“If we replaced every copy of Little House…”: Censorship is Bad

The excitement, in both the positive and negative senses, over the change in name of the Laura Ingalls Wilder Award, to the Children’s Literature Legacy Award, has not died down completely.  I have already written about my ambivalence about the Little House books, which I feel have a great deal of value in spite of their undeniable racism.  I believe they should ideally be read in conjunction with other novels, poems, and primary sources which give a more accurate and complete account of the experience of Native Americans (as I have discussed here and here and here and here and here).

However, I want to make one further point, specifically about the frequently repeated qualifier that changing the name of the award is not censorship or book banning, actions which the ALA and the ALSC are on the record as opposing.

In fact, many of the most vocal and committed proponents of the name change have clearly stated their preference that Wilder’s work be essentially eliminated.  Debbie Reese, whose blog is dedicated to the mission of supporting a more truthful portrayal of Native Americans in children’s literature, has explicitly stated that she hopes that Wilder’s books are no longer read, at least by young children, their target audience. She has stated this to a reporter for The New York Times, in School Library Journal (Volume 54, Issue 11, Pages 53-60; apparently no longer available on line), and on her own blog.

Note that in the blog entry, in which Reese compares Wilder’s books unfavorably with the work of the brilliant contemporary novelist Louise Erdrich, Reese declares that “the world might be a better place if we replaced every copy of Wilder’s Little House on the Prairie with Erdrich’s series.”  This alarming suggestion fails to take note of the fact that Erdrich, in an interview in The Horn Book, recommended that her work be read along with that of Wilder.

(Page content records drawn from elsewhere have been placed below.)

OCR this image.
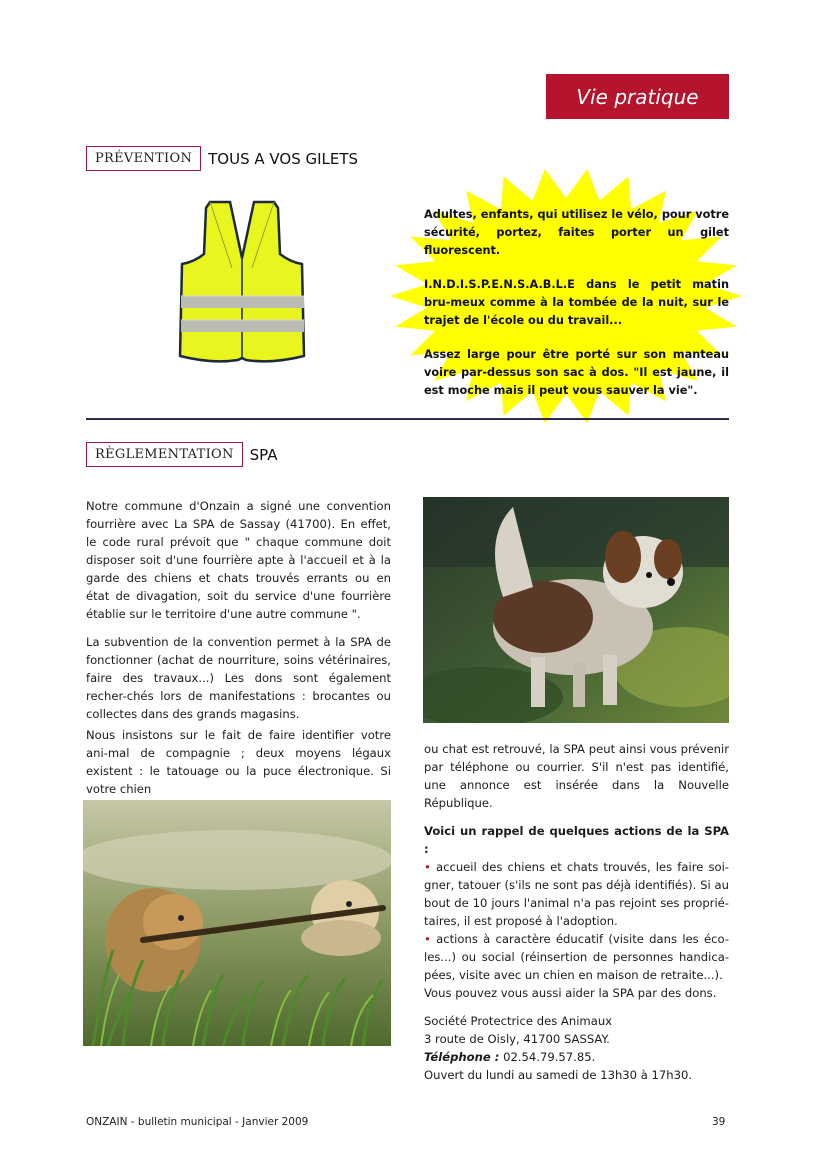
Vie pratique
PRÉVENTION	TOUS A VOS GILETS

Adultes, enfants, qui utilisez le vélo, pour votre sécurité, portez, faites porter un gilet fluorescent.

I.N.D.I.S.P.E.N.S.A.B.L.E dans le petit matin bru-meux comme à la tombée de la nuit, sur le trajet de l'école ou du travail...

Assez large pour être porté sur son manteau voire par-dessus son sac à dos. "Il est jaune, il est moche mais il peut vous sauver la vie".

RÈGLEMENTATION	SPA

Notre commune d'Onzain a signé une convention fourrière avec La SPA de Sassay (41700). En effet, le code rural prévoit que " chaque commune doit disposer soit d'une fourrière apte à l'accueil et à la garde des chiens et chats trouvés errants ou en état de divagation, soit du service d'une fourrière établie sur le territoire d'une autre commune ".

La subvention de la convention permet à la SPA de fonctionner (achat de nourriture, soins vétérinaires, faire des travaux...) Les dons sont également recher-chés lors de manifestations : brocantes ou collectes dans des grands magasins.

Nous insistons sur le fait de faire identifier votre ani-mal de compagnie ; deux moyens légaux existent : le tatouage ou la puce électronique. Si votre chien

ou chat est retrouvé, la SPA peut ainsi vous prévenir par téléphone ou courrier. S'il n'est pas identifié, une annonce est insérée dans la Nouvelle République.

Voici un rappel de quelques actions de la SPA :
• accueil des chiens et chats trouvés, les faire soi-gner, tatouer (s'ils ne sont pas déjà identifiés). Si au bout de 10 jours l'animal n'a pas rejoint ses proprié-taires, il est proposé à l'adoption.
• actions à caractère éducatif (visite dans les éco-les...) ou social (réinsertion de personnes handica-pées, visite avec un chien en maison de retraite...).

Vous pouvez vous aussi aider la SPA par des dons.

Société Protectrice des Animaux
3 route de Oisly, 41700 SASSAY.
Téléphone : 02.54.79.57.85.
Ouvert du lundi au samedi de 13h30 à 17h30.
ONZAIN - bulletin municipal - Janvier 2009	39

Reese is not the only advocate of the award change to promote the idea that Wilder’s work is irredeemably toxic.  In James LaRue’s thoughtful consideration of the issue on his ALA Office of Intellectual Freedom Blog, he considers some of the change’s implications. In a lengthy comment to that post, Megan Schliesman argues in favor of the award name change from the perspective of local control, which is a tactic generally used by the right to eliminate works they deem offensive from schools and public libraries.  We don’t actually legally ban books through government action in our country, at least not yet.  When people pressure libraries and school boards to suppress or include specific books, they argue in favor of community standards. So the next time some library in a red state decides that the Harry Potter books advocate witchcraft, that science and health materials are threatening, or books about gay or transgender teens are immoral, we may all have a more difficult time fighting against their outrageous threats to everyone’s intellectual freedom.